Double Free
What is Double Free?
Double FreeA memory-safety bug where the same heap chunk is freed twice, corrupting allocator metadata and often enabling arbitrary code execution.
A double free occurs when free()/delete is invoked more than once on the same pointer. The allocator's free lists or bin structures become inconsistent, allowing attackers to trick a later allocation into returning attacker-influenced memory or into overlapping live objects — a primitive that can lead to arbitrary writes and code execution. Double frees are tracked as CWE-415 and often coexist with use-after-free and double-fetch bugs. Defences include single-ownership patterns (RAII, smart pointers), setting pointers to NULL after free, hardened allocators that detect duplicate frees (tcache double-free protection in glibc, scudo), AddressSanitizer testing, and memory-safe languages.
● Examples
- 01
CVE-2015-1322 — glibc tcache double-free leading to heap corruption.
- 02
CVE-2019-19377 — Linux btrfs double-free triggered by malformed images.

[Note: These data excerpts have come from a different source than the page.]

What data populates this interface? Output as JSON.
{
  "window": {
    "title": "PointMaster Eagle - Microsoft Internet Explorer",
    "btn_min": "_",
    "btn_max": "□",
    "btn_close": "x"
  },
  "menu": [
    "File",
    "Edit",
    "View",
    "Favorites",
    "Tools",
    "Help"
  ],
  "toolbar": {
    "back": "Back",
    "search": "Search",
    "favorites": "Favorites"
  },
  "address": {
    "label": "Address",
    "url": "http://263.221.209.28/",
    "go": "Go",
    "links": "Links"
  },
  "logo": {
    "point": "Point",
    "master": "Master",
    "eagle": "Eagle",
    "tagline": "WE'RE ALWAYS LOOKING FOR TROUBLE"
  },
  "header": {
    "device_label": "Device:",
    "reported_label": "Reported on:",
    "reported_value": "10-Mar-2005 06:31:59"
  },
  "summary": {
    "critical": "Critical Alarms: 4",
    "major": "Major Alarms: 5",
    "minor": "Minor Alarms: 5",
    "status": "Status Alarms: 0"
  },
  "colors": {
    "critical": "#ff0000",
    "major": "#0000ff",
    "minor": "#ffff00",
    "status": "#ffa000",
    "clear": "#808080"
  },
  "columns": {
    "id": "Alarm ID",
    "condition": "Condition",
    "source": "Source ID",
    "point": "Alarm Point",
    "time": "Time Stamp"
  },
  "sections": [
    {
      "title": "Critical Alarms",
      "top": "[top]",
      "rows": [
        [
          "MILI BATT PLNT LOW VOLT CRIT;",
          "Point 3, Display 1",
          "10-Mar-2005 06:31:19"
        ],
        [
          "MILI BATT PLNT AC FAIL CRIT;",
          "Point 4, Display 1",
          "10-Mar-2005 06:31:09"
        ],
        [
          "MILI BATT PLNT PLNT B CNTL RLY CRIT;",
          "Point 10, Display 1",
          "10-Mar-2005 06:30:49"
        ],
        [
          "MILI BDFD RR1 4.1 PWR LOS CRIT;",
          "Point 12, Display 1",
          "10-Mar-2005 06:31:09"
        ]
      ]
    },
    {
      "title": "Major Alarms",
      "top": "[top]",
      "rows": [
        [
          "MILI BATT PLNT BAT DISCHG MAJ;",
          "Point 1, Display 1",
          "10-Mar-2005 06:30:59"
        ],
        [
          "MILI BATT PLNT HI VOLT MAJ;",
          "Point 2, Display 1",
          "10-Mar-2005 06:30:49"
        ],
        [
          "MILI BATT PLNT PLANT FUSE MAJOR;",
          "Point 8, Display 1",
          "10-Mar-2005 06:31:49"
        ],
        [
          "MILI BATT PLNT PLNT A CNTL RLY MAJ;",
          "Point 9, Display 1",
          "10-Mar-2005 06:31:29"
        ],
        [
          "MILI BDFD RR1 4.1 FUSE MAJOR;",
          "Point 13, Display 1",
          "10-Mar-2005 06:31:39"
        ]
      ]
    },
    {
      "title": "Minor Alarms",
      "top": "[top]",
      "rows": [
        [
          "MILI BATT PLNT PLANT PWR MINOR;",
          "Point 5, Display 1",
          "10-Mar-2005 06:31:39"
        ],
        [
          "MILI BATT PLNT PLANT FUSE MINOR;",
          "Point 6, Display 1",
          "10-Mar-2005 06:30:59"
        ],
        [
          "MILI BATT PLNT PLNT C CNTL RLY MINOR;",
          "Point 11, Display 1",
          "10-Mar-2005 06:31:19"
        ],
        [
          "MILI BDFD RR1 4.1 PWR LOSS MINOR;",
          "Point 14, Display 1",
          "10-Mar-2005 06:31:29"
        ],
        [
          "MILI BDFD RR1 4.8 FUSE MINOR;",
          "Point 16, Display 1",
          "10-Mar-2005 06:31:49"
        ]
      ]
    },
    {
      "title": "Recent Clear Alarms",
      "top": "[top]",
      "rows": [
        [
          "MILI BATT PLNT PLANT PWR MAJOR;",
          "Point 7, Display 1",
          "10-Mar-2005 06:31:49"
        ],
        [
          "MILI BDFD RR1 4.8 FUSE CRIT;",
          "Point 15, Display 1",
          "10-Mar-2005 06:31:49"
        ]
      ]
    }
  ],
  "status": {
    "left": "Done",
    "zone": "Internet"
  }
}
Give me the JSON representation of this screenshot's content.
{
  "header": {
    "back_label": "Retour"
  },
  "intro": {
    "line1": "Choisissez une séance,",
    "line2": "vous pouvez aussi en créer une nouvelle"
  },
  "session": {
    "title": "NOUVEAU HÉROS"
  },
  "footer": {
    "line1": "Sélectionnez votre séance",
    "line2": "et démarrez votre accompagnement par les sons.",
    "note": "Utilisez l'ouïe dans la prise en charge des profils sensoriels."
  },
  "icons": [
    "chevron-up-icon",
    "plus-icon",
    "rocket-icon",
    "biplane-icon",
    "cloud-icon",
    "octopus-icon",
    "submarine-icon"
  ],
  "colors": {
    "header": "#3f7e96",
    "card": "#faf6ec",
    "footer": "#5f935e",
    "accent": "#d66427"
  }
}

● Frequently asked questions
What is Double Free?
A memory-safety bug where the same heap chunk is freed twice, corrupting allocator metadata and often enabling arbitrary code execution. It belongs to the Vulnerabilities category of cybersecurity.
What does Double Free mean?
A memory-safety bug where the same heap chunk is freed twice, corrupting allocator metadata and often enabling arbitrary code execution.
How do you defend against Double Free?
Defences for Double Free typically combine technical controls and operational practices, as detailed in the full definition above.
What are other names for Double Free?
Common alternative names include: Double-free vulnerability.